Hej kochani! Podobnie jak część z Was, biorę udział w testowaniu nowości RIMMEL WAKE ME UP. Kilka dni temu pokazywałam Wam na blogu tusz Wonderfull z ekstraktem z ogórka, natomiast dzisiaj bierzemy pod lupę podkład rozświetlający z formułą wzbogaconą o witaminę C. Z całej gamy dostępnych odcieni wybrałam najjaśniejszy 100 IVORY. Jesteście ciekawe jak się sprawdził i czy rzeczywiście jest jasny? Zatem zapraszam na recenzję. :)
OD PRODUCENTA
Rozświetlający podkład, którego formuła została wzbogacona witaminą C. Zapewnia młody wygląd cery. Skóra promieniuje blaskiem i prezentuje się zdrowo, i naturalnie. Podkład Wake Me Up obudzi Twój blask - efekt świeżej, pełnej blasku cery, nawilżenie i elastyczność skóry, niwelowanie oznak zmęczenia.
MOJA OPINIA
Opakowanie podkładu niczym nie różni się od starej wersji. Nadal jest to szklana buteleczka wyposażona w pompkę. Jest to według mnie najlepsze rozwiązanie jak dla podkładów. Aplikacja jest higieniczna, pompka dozuje odpowiednią ilość kosmetyku, nic się wokół nie brudzi.
Przy mojej mieszanej cerze najczęściej szukam podkładów matujących. Ostatnio używałam właściwie najczęściej minerałów, ale z ciekawością przestawiłam się na fluid marki Rimmel. Moja cera często wygląda na zmęczoną, dlatego obietnice producenta o cerze pełnej blasku i odświeżonej szczególnie wzbudziły moje zainteresowanie.

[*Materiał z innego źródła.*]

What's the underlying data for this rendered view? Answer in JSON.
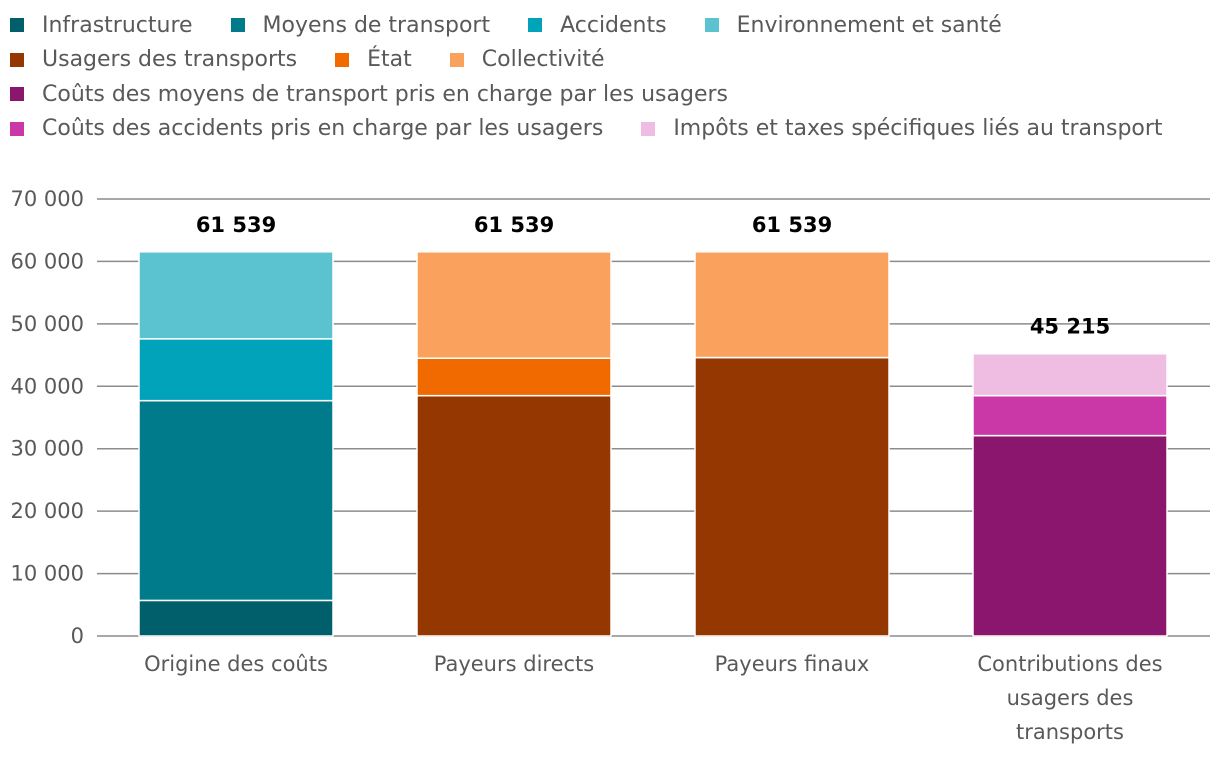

Zgłaszając się do testów miałam możliwość wyboru odcienia do testów. Bez dłuższego zastanowienia wzięłam najjaśniejszy 100 IVORY. Okazało się, że wcale nie jest to odcień dla typowo jasnych karnacji. Przebija się przez niego pomarańczowa nutka i używany solo odznacza mi się trochę na linii żuchwy. Nie jest to duża różnica, pewnie gdy będę bardziej opalona podkład będzie odpowiedni, póki co niestety jest dla mnie zbyt ciemny. Ale znalazłam na niego sposób. W mojej kosmetyczce zalega jaśniutki podkład Pierre Rene w odcieniu 20 Chapange, który z kolei stosowany solo niezbyt mi odpowiada. Mieszam zatem Wake Me Up z odrobinką podkładu z Pierre Rene i wtedy uzyskuję odpowiedni odcień dla mojej cery. Mieszkanka tych dwóch podkładów daje też przyjemną, lekko aksamitną konsystencję i jest bardziej kryjąca niż podkład Rimmel w pojedynkę.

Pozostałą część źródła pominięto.